The Pledge isn't, and shouldn't be, a line by line breakdown of specific policy proposals to be enacted over the next two years. Instead, it's a starting point, and a substantive one at that.
The editors at the National Review said it best:
Read the rest from the NRO editors here...
All year long, conservatives have been pressuring Republicans to release a Contract with America for 2010 — an updated version of the campaign platform that the party unveiled before its 1994 sweep of Congress. Thursday morning, Republican congressmen are responding to that pressure by making a “Pledge to America.” The inevitable question will be: Is the pledge as bold as the Contract?

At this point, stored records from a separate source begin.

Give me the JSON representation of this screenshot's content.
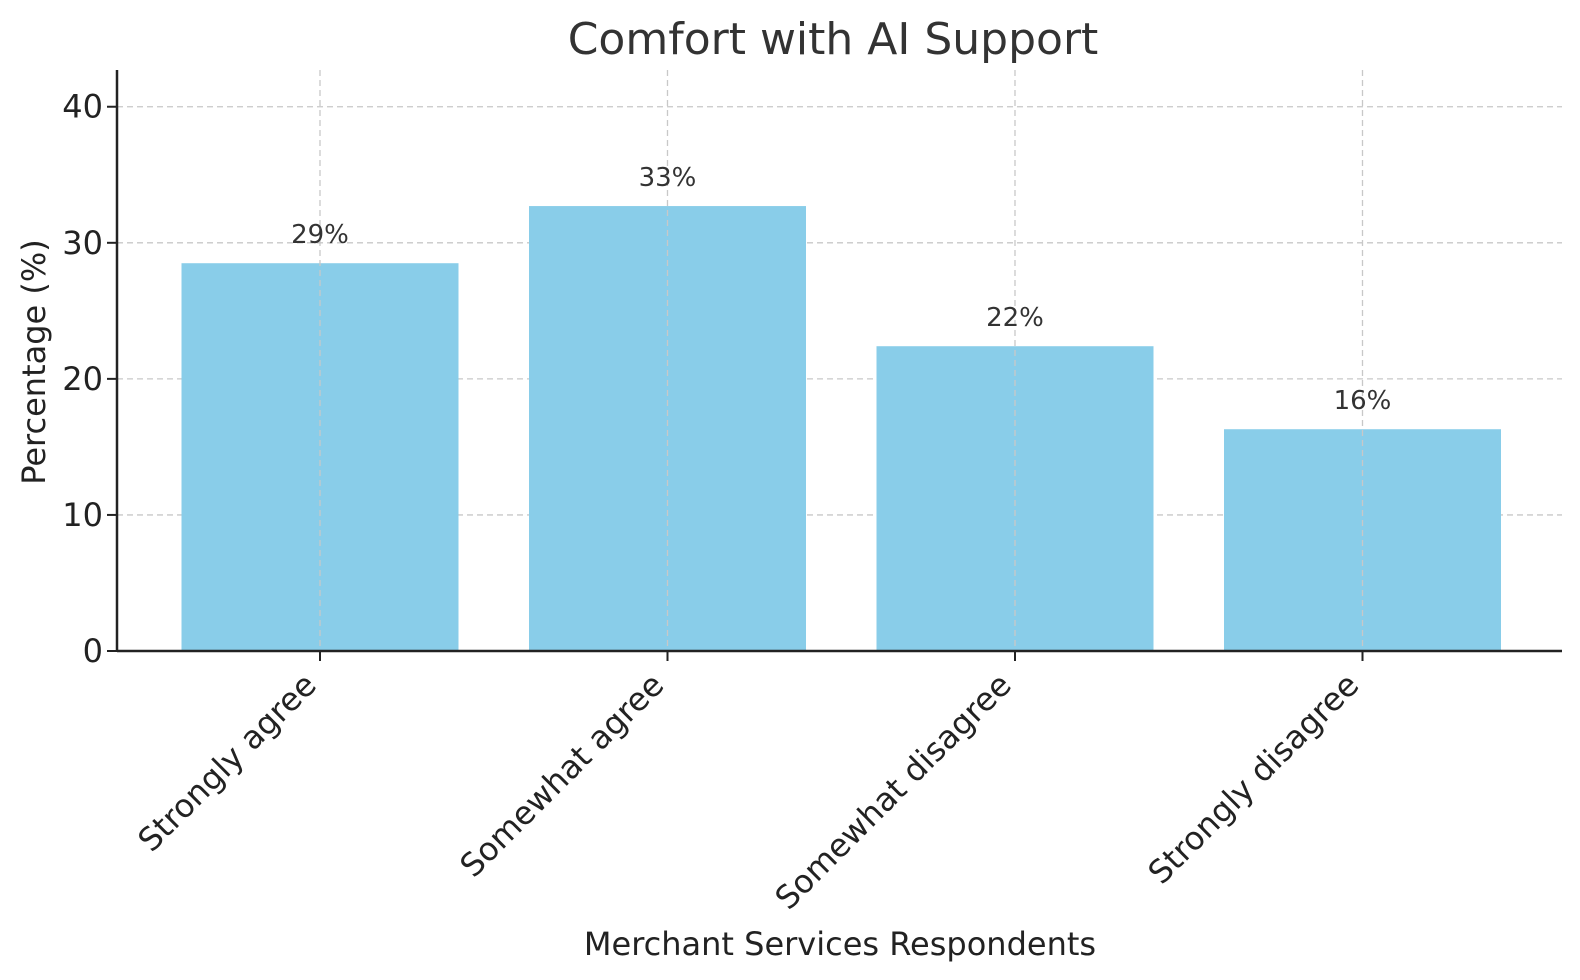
{
  "chart_data": {
    "type": "bar",
    "title": "Comfort with AI Support",
    "xlabel": "Merchant Services Respondents",
    "ylabel": "Percentage (%)",
    "categories": [
      "Strongly agree",
      "Somewhat agree",
      "Somewhat disagree",
      "Strongly disagree"
    ],
    "values": [
      28.5,
      32.7,
      22.4,
      16.3
    ],
    "value_labels": [
      "29%",
      "33%",
      "22%",
      "16%"
    ],
    "ylim": [
      0,
      42.7
    ],
    "yticks": [
      0,
      10,
      20,
      30,
      40
    ],
    "grid": true,
    "bar_color": "#89CDE9"
  }
}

The answer is: The pledge is bolder. The Contract with America merely promised to hold votes on popular bills that had been bottled up during decades of Democratic control of the House. The pledge commits Republicans to working toward a broad conservative agenda that, if implemented, would make the federal government significantly smaller, Congress more accountable, and America more prosperous.

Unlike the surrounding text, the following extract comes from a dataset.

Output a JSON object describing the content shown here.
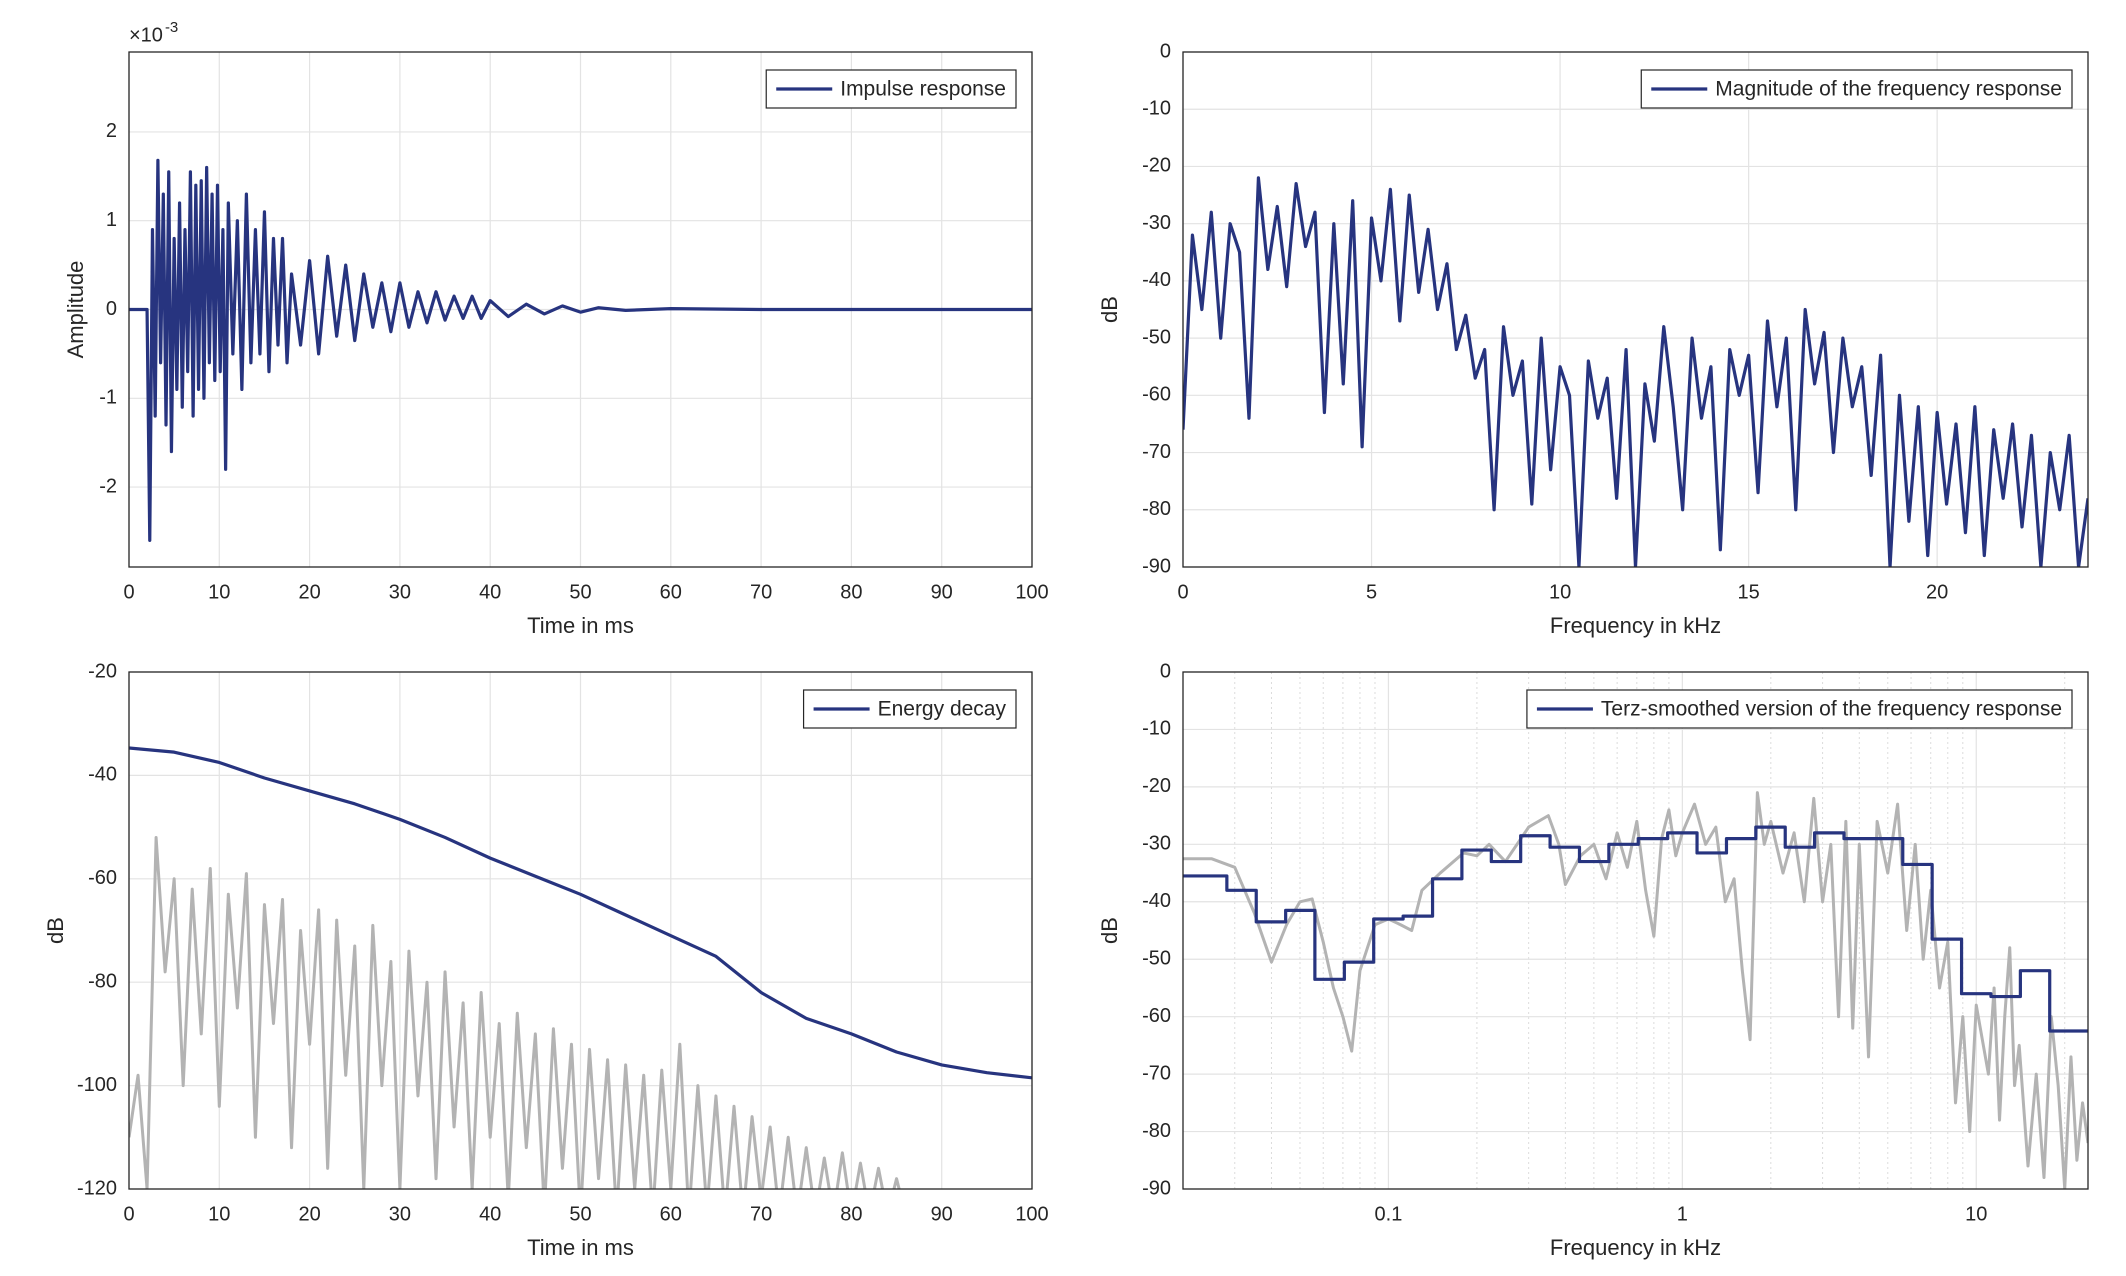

Check out the full Pledge to America here.
And see the video of the Preamble here...
UPDATE: Byron York asks a very important question.
It's certainly legitimate to discuss and criticize the Republican agenda. But that leaves a question: What is the Democratic agenda? What are Democrats promising to do if the voters decide to return them to control of the House?

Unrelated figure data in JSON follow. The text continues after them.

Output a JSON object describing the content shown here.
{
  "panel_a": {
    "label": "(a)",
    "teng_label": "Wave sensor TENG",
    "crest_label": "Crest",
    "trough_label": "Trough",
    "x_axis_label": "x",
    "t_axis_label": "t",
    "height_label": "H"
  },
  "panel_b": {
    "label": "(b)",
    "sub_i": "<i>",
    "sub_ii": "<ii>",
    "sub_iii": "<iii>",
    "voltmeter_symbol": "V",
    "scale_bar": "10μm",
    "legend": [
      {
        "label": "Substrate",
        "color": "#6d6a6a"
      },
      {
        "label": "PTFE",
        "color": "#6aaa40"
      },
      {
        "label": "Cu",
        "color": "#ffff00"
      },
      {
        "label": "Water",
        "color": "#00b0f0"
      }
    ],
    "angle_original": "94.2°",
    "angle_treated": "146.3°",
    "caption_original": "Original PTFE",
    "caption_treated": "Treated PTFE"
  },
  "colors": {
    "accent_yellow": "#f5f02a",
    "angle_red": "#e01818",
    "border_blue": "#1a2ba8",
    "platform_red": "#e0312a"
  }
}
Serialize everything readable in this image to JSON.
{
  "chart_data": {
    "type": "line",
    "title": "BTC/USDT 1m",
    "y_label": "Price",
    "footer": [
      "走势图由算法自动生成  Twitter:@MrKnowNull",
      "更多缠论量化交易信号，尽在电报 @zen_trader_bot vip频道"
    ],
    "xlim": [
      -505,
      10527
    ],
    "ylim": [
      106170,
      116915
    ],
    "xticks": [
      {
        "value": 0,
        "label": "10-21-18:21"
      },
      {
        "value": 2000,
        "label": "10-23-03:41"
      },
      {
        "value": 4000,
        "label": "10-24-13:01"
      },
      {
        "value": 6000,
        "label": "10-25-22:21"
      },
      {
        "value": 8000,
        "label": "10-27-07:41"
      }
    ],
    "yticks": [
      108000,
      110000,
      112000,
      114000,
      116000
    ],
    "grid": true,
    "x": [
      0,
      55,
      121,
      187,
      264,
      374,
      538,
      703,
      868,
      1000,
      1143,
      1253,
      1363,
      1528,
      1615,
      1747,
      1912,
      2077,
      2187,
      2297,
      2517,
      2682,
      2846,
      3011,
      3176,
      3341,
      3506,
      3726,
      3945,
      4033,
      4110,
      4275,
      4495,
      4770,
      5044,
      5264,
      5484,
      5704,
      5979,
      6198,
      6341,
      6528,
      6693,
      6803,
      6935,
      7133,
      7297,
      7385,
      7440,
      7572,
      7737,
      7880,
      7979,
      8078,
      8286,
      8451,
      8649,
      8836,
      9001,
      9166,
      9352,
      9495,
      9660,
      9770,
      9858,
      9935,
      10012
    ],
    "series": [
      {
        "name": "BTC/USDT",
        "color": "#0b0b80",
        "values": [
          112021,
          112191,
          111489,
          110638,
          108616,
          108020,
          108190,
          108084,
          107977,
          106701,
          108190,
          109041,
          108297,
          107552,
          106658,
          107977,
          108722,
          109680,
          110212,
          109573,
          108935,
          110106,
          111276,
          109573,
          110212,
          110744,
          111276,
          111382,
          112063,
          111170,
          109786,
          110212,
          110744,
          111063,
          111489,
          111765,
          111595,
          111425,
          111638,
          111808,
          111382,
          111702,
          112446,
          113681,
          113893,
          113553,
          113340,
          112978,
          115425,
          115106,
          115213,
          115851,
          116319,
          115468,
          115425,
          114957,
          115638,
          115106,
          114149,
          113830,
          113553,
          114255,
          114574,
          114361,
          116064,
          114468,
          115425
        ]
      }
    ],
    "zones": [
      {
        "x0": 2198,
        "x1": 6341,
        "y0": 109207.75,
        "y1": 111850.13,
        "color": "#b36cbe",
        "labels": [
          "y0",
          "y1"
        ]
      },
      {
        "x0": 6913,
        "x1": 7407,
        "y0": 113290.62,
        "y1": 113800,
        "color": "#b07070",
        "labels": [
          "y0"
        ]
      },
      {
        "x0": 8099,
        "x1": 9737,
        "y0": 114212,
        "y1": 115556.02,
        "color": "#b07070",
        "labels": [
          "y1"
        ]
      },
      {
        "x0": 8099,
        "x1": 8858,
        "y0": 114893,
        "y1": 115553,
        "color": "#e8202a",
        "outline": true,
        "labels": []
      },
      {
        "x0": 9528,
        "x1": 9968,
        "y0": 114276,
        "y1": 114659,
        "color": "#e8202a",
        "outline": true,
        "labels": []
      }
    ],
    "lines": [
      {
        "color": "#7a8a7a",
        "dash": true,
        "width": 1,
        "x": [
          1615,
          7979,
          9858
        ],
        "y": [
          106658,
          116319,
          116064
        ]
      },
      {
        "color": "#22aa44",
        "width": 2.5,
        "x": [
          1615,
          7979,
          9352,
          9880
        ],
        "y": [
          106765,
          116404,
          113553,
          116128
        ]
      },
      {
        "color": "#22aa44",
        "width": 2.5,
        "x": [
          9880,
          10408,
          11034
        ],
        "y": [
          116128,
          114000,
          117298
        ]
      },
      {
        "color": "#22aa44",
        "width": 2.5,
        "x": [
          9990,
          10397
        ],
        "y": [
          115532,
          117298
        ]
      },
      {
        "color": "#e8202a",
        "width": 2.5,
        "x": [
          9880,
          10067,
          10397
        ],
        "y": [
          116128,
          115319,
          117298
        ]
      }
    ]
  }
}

The answer is: There isn't a Democratic agenda.
Shortly before the Republicans rolled out their plan in Sterling, Virginia, I called the Democratic Congressional Campaign Committee. I asked spokesman Ryan Rudominer whether, since we now have the GOP agenda, there is a similar document laying out what Democrats will do if voters return them to power in the House. There was a moment of silence on the other end of the call.
"I'm sorry, you mean, like, a current one?" Rudominer asked.
Yes, I said.
"I don't think we have, like, you know, a 21-page sort of infommercial-type package like this," Rudominer said.
Well, any sort of agenda would be fine, I said.
"Look, you know, each race is going to have their own individualized message," Rudominer answered. "So look, we're not putting together a gimmicky package like this six weeks before the election. We're talking about making each of these elections a choice."